Namun kini, justru dengan menjadi pelestari, Rutkita tetap bisa mendapatkan penghidupan melalui sektor pariwisata. Ekonomi restoratif seperti yang dipraktikkan Rutkita menjadi tema besar pameran ini.
“Selama ini kita sering terjebak dalam logika zero-sum game, seolah harus memilih antara pembangunan atau kelestarian alam. Padahal ada jalan tengah yang lebih moderat,” jelas Ayos.
Selain kisah Rutkita, pameran ini juga mengangkat cerita inovatif Yunita Ulim, pengrajin garam nipah dari Suku Moi di Sorong, Papua Barat. Dengan memanfaatkan pelepah pohon nipah yang tumbuh di rawa-rawa, Yunita menghasilkan produk garam hitam yang unik tanpa merusak ekosistem.
“Usaha seperti ini tidak akan berjalan jika hutan nipah yang mereka miliki musnah. Ini membuktikan bahwa kelestarian lingkungan dan keuntungan ekonomi bisa berjalan beriringan,” tambah Ayos.
Ekspedisi Arah Singgah sendiri telah menjelajahi delapan wilayah di Indonesia, dari Sumatera Utara, Riau, Kalimantan Timur, Jawa Tengah, Bali, Nusa Tenggara Timur, hingga Papua Barat Daya dan Papua. Perjalanan ini menemukan berbagai praktik ekonomi restoratif yang dilakukan masyarakat adat.
“Kami menggali cerita-cerita yang jarang atau bahkan tidak terdengar di media arus utama,” ujar Amai Hendrawan, Program Officer TelusuRI.

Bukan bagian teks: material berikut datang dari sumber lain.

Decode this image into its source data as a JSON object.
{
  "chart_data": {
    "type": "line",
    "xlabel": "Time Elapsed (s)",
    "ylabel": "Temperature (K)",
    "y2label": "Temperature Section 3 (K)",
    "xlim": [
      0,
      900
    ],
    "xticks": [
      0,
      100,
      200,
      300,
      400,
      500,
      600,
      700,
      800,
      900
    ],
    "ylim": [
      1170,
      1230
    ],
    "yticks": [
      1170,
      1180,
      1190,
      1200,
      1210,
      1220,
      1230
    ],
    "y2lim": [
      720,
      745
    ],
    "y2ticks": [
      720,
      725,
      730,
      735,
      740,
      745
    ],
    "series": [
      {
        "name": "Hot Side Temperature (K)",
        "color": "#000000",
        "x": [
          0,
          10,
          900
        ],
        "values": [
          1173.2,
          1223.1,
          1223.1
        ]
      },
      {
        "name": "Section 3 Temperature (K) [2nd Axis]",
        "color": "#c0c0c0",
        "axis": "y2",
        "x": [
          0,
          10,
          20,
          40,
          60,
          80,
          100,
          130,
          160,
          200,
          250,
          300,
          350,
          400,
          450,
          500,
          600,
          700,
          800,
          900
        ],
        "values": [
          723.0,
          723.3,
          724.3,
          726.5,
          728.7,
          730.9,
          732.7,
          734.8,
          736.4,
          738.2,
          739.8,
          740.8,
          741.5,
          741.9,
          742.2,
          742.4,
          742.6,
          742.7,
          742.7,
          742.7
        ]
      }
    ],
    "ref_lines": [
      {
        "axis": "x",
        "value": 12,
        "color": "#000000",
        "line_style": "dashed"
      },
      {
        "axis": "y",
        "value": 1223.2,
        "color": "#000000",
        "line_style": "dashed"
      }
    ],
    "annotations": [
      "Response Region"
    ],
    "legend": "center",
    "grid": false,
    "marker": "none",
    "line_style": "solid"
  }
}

Ia mencontohkan bagaimana masyarakat adat mempraktikkan peralihan dengan berpindah yang tidak merusak tanah, serta memanen hasil hutan non-kayu seperti petai, nipah, rotan, dan madu.
Pameran yang terbuka untuk umum dan gratis ini tidak hanya menampilkan karya fotografi. TelusuRI juga menggelar diskusi publik, temu wicara, dan pemutaran video yang melibatkan pembicara serta komunitas lokal Yogyakarta. Salah satunya adalah penampilan musik Sape dari Ikatan Pelajar Mahasiswa Dayak Kutai Barat.
“Harapannya, pengunjung tidak hanya melihat foto-foto, tapi juga bisa berdiskusi dan berjejaring. Ini menjadi ruang refleksi tentang bagaimana kita sebagai manusia bisa membangun hubungan yang harmonis dengan alam,” kata Amai.
Fambi Mait Teme hadir di tengah keresahan akan penyempitan ruang hidup masyarakat dan keanekaragaman hayati akibat masifnya industri ekstraktif seperti perkebunan kelapa sawit, pembalakan liar, hingga pertambangan. Namun alih-alih hanya mengkritik, pameran ini menawarkan solusi konkret melalui kisah-kisah sukses ekonomi restoratif.
“Melalui pameran ini, kami ingin menunjukkan bahwa melestarikan alam berarti menjaga budaya dan tradisi. Dan yang terpenting, hal ini bisa dilakukan sambil tetap mendapatkan manfaat ekonomi,” tutup Amai.
Pameran yang berlangsung hingga 20 Oktober 2024 ini menjadi bukti bahwa narasi pembangunan tidak harus selalu berakhir dengan kerusakan lingkungan.
Transformasi Rutkita dari pembalak menjadi pelestari, inovasi garam nipah Yunita, hingga berbagai praktik ekonomi restoratif lainnya memberi harapan baru bagi masa depan hutan Indonesia. (*)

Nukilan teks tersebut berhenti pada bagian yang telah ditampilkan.